Huggins, 724 S.W.2d 778, 778-79 (Tex. 1987). The test for abuse of discretion is whether
the trial court acted in an arbitrary and unreasonable manner or without reference to any
guiding principles. Worford, 801 S.W.2d at 109.
"When a party seeks a new trial based on newly discovered evidence, the motion for
new trial must verify that the evidence is true and correct." Raymond v. Raymond, 190
S.W.3d 77, 82 (Tex. App.-Houston [1st Dist.] 2005, no pet.). "A movant's mere allegations
will not suffice to obtain a new trial on the basis of newly discovered evidence; rather,
admissible evidence must be introduced at a hearing on the motion for new trial establishing
such essential facts as no prior knowledge on the part of the movant, the prior diligence
exercised by the movant and, of course, the nature of the newly discovered evidence." Bell
v. Showa Denko K.K., 899 S.W.2d 749, 757 (Tex. App.-Amarillo 1995, writ denied).
Kimberly's motion was not verified. Further, she did not introduce evidence at the
hearing on her motion for new trial. Thus, the trial court did not abuse its discretion in
denying her motion. See Raymond, 190 S.W.3d at 82; Bell, 899 S.W.2d at 757. We overrule
issue four.
Having overruled all of Kimberly's issues, we affirm the trial court's judgment.
AFFIRMED.
____________________________
HOLLIS HORTON
Justice
Submitted on June 13, 2007
Opinion Delivered August 16, 2007
Before McKeithen, C.J., Kreger and Horton, JJ.

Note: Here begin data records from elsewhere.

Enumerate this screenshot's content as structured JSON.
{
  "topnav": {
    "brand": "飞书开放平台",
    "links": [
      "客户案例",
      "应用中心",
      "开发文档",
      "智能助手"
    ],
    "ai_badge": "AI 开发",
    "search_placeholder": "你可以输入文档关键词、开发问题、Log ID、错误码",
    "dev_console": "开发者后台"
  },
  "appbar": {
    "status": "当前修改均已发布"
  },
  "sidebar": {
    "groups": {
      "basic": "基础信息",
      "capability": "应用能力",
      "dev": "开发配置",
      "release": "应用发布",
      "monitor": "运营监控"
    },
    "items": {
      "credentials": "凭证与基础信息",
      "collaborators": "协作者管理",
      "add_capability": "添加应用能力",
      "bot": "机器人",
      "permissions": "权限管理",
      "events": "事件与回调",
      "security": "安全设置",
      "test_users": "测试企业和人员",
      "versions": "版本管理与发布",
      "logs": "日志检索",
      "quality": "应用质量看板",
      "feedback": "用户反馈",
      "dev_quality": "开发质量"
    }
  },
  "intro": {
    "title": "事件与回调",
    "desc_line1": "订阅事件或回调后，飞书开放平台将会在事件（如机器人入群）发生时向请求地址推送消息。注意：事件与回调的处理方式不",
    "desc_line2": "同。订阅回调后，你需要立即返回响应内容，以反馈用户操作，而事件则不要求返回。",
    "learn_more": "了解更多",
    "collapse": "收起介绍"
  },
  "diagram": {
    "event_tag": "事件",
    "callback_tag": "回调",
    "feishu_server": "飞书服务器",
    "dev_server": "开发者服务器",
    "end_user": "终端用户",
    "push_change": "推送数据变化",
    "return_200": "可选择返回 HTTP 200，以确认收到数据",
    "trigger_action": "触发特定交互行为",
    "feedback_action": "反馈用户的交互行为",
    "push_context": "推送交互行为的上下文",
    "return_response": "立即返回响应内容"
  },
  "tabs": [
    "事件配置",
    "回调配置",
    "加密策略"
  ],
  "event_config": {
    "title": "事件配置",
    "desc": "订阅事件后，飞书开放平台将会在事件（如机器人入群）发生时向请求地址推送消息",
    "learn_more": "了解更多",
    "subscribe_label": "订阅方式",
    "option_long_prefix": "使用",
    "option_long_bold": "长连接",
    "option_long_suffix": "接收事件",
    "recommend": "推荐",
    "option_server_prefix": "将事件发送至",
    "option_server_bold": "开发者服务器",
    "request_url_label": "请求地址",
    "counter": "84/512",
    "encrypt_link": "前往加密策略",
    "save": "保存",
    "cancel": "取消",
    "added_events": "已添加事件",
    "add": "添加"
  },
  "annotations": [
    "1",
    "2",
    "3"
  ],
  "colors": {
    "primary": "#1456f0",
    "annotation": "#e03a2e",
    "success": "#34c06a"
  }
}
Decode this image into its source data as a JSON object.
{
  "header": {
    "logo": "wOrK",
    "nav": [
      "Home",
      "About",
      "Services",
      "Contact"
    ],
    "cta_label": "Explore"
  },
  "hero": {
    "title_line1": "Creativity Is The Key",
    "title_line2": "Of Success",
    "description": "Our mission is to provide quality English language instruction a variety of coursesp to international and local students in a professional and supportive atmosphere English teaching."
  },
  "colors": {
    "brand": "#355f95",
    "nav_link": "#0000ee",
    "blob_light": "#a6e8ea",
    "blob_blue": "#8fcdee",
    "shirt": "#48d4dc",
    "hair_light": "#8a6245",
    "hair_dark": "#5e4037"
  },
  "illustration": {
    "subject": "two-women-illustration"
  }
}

1. Though Kimberly did not list this debt on her exhibits filed at trial, she testified
that the Sears MasterCard debt was $6,300. When asked what was purchased with the
credit card, Kimberly stated: "It's just piled up over the years."
2. When opposing counsel asked whether she had any documents to show that the
money she was receiving was for disability and not retirement, she stated that she did not.
She maintained that records existed to support her separate property claim, but that she did
not have access to the documents because they were in the Kirbyville house. On cross-examination, she agreed that she had not requested the documents through the discovery
process.
3. Section 7.003 states:
In a decree of divorce or annulment, the court shall determine the
rights of both spouses in a pension, retirement plan, annuity, individual
retirement account, employee stock option plan, stock option, or other form
of savings, bonus, profit-sharing, or other employer plan or financial plan
of an employee or a participant, regardless of whether the person is
self-employed, in the nature of compensation or savings.
Tex. Fam. Code Ann. § 7.003 (Vernon 2006).
4. Apparently, Chester left the dog with Kimberly's father, who was known to be
very protective of his livestock. When the dog attacked the father's livestock, he shot the
dog. Counsel contended that Chester deliberately did not restrain Dexter when he left the
dog at the father's property despite knowing that Dexter would probably chase the
livestock, which would cause Kimberly's father to shoot him.
5. Though the evidence that Kimberly asked the trial court to consider appears to be
post-hearing evidence, it apparently is not post-judgment evidence. Just before the motion
for new trial hearing, the trial court took comments from counsel regarding the form of
the judgment indicating that the court had not yet signed the decree.